Court finds no fault when employer dismissed worker over sexual comments

Employee claimed he was improperly dismissed

Court finds no fault when employer dismissed worker over sexual comments

The Federal Court of Australia recently dealt with the case of an employee who claimed his dismissal amounted to an improper “adverse action” against him by the employer in response to formal complaints.

In its defence, the employer said that the reason for the worker’s dismissal was simple misconduct after being found to have made a series of inappropriate and sexually-charged comments at the workplace.

The complaints for which the employee claimed he was unjustly terminated were concerned with the investigation and discussion of that workplace behaviour.

The judge found in his ruling that while some of these complaints were covered under “workplace rights”, his behaviour alone had been sufficient cause for dismissal.

Background of the case

Before his dismissal in December 2019, the worker had the role of audit leader in the Australian Taxation Office (ATO).

Between July and November 2019, the worker claimed that he communicated a series of formal complaints about his having been identified as making of an inappropriate comment at work.

The comment, according to the Court, primarily detailed that the worker, in order to gain promotion within the office, “would be willing to have sex with his superior.”

By making the relevant communications through formal complaints, the worker argued that he only exercised a “workplace right.” He argued that he was being improperly dismissed in response to those complaints. He also commenced a legal action for defamation against those involved in reporting an alleged inappropriate comment.

The employer contended that the worker was dismissed on the basis of misconduct that placed the worker in violation of the employer’s policies.

According to the two officers who primarily determined the worker’s breach and dismissal, they were not motivated by any complaints made by the employee.

Moreover, the officers were satisfied based on the investigation conducted that the worker “engaged in the instances of sexual misconduct that were alleged against him and also that, because they were vexatious and/or unreasonable, his defamation action (and, prior to it, his threatened action) amounted to harassment.” Thus, there was a legitimate basis for the worker’s dismissal.

The Court’s decision

Despite the contentions made by the worker, the Federal Court ultimately found no improper adverse action against the employee.
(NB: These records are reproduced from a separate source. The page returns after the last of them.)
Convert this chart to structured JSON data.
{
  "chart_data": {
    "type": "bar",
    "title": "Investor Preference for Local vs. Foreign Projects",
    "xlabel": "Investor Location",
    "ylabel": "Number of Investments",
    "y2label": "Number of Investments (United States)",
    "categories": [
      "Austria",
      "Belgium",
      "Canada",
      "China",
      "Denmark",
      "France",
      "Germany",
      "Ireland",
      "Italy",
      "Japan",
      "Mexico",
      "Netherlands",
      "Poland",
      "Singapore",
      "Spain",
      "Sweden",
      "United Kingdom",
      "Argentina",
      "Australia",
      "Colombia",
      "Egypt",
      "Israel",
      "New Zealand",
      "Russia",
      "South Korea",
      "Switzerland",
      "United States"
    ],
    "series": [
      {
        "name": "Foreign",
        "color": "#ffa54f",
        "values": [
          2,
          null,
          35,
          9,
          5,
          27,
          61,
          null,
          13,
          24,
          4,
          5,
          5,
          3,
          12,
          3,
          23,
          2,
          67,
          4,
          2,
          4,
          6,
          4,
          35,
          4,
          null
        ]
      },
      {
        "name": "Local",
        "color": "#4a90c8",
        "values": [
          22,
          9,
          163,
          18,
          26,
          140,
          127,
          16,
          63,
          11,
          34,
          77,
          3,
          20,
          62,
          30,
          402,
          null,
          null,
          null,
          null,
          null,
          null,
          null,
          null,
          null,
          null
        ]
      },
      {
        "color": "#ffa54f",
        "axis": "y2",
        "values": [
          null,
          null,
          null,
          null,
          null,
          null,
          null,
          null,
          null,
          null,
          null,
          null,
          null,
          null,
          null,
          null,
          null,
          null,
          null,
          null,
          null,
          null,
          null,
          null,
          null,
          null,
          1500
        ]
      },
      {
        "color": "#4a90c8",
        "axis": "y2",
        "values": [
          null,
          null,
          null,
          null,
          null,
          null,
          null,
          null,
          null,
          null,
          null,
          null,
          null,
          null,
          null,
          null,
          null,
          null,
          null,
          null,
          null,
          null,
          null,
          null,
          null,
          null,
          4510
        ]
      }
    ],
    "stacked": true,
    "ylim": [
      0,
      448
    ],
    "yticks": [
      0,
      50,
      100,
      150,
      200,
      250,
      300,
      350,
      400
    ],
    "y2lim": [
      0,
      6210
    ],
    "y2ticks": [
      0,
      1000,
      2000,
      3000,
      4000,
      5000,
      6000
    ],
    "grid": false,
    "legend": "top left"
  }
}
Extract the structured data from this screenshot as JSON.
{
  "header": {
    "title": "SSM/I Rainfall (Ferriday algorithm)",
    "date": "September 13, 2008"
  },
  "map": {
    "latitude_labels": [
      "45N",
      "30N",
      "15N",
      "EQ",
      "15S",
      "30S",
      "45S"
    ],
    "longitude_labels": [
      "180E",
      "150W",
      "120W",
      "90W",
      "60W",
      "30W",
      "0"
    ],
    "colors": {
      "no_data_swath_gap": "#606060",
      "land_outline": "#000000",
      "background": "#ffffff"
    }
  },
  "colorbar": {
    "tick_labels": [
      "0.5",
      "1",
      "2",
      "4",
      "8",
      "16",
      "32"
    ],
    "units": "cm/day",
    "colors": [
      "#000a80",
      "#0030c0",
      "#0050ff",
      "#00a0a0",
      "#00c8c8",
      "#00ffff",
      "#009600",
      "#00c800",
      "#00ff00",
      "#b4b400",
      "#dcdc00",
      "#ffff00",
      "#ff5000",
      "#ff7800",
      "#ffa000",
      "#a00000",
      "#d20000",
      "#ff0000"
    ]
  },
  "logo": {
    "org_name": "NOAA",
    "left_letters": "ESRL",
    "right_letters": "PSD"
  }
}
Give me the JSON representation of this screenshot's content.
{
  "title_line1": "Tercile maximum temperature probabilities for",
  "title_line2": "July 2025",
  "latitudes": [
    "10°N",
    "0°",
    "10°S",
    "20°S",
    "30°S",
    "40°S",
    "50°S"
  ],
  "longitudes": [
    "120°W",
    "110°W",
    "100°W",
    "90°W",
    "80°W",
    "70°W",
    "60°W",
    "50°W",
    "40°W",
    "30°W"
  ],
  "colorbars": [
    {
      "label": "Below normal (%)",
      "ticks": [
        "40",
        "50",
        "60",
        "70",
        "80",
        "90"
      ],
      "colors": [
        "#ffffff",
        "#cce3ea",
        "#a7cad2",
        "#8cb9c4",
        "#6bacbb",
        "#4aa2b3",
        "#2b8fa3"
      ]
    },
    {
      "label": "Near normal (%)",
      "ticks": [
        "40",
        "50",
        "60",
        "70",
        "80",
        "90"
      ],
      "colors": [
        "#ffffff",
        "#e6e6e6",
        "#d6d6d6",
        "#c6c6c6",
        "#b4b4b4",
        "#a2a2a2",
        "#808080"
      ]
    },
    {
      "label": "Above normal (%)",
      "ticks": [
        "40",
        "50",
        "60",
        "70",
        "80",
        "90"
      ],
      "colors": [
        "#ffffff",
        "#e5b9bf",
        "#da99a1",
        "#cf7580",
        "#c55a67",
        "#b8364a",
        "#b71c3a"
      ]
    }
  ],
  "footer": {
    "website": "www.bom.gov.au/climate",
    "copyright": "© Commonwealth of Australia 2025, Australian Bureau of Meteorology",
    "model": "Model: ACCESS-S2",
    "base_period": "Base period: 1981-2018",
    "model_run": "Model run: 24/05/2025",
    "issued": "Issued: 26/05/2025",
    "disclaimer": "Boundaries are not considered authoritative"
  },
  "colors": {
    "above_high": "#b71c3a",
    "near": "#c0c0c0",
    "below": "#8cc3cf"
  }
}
The Court was satisfied that the employer did not dismiss the worker because he made a complaint.

“He was dismissed because he was adjudged to be guilty of having conducted himself contrary to the requirements of [our code of conduct] and because those contraventions were considered sufficiently serious as to warrant his dismissal,” the Court said.

While the Court found that 7 out of 10 communications made by the worker indeed constituted an exercise of a workplace right, it found that the employer legally dismissed the worker because of violating standards expected of him.